Walking through the hardware store, you may have noticed an increase in the amount of devices that claim to prevent mold. Dehumidifiers, air filters, specialty vacuums, etc. – do they work as advertised? Do you really need the functions they provide? Before you invest your hard-earned money in these gadgets, take a minute to read about my experiences with these products.
- Dehumidifiers. Dehumidifiers are a great tool for preventing mold growth. Mold grows when there is a water source, which could be a leak, a flood, or high humidity. Dehumidifiers do a great job of keeping the relative humidity in your home at a low enough level (below 50% is best) to deter mold growth. Be sure to have good ventilation in your home (and closets) for the dehumidifier to work best. You can also purchase an inexpensive hygrometer, an instrument used to measure relative humidity, at most hardware stores.

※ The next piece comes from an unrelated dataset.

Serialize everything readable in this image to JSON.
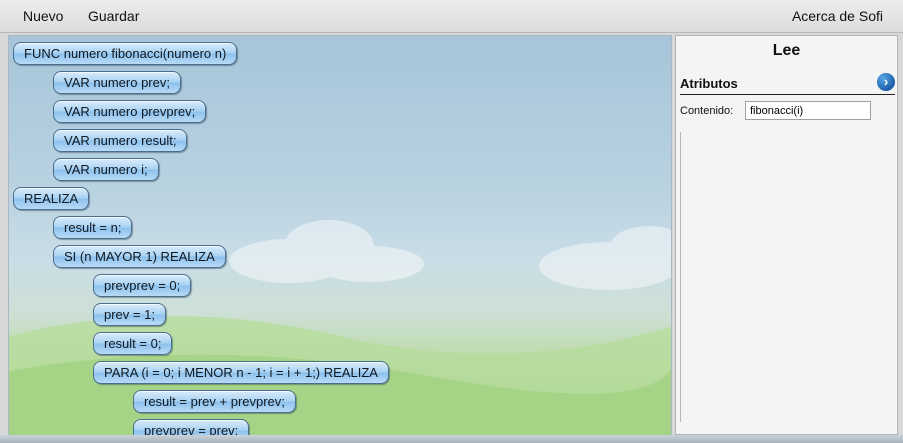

- HEPA Air Purifiers. HEPA air purifiers often claim to trap 99% of dust, mold spores and pollen in the air. I have found this to be true, in my experience. These devices do a good job of filtering the air you breathe in your home, which can be invaluable to people with allergies. Drawbacks: a bit pricey (usually over $100) and they usually only cover the area of one or two rooms. If you decide to purchase one, make sure it has a HEPA filter. Only HEPA filters can trap mold spores.
- HEPA Vacuums. There are some pretty fancy vacuums out there these days, and the expensive ones usually offer HEPA filtration. This means that they filter out the smallest dust, dander, mold spores, etc that are in your carpet, instead of just kicking them up into the air when they clean the bigger dirt particles. Like HEPA air purifiers, I find HEPA vacuums to work well. (If you are purchasing a vacuum and want to trap mold spores, make sure it has a HEPA filter for the same reasons you need a HEPA filter for your air purifier as described above.). In fact, I recommend anything using HEPA media when it comes to improving indoor air quality.
- MoldTough Drywall. This is a relatively new drywall product out there that advertises itself as mold resistant. While it is definitely more mold resistant than plain drywall, it still doesn’t prevent water from getting behind the drywall and soaking the insulation and 2x4s, causing mold growth. I recommend using this product in kitchens and bathrooms, where you know there will be an extra amount of water present, but not throughout the whole house.
The first three products can definitely help those of us with allergies. But if you don’t suffer from severe allergies, none of these products are really necessary if you keep your house clean and dry, with lots of ventilation and fresh air exchange. Dormant mold spores are everywhere in our environment – in the air we breathe and the carpet we walk on. These dormant spores are just waiting for a damp food source to germinate on. But if you ventilate your home well, stop leaks right away, and dry out flooding right away, you shouldn’t ever have to worry about a mold problem in your home.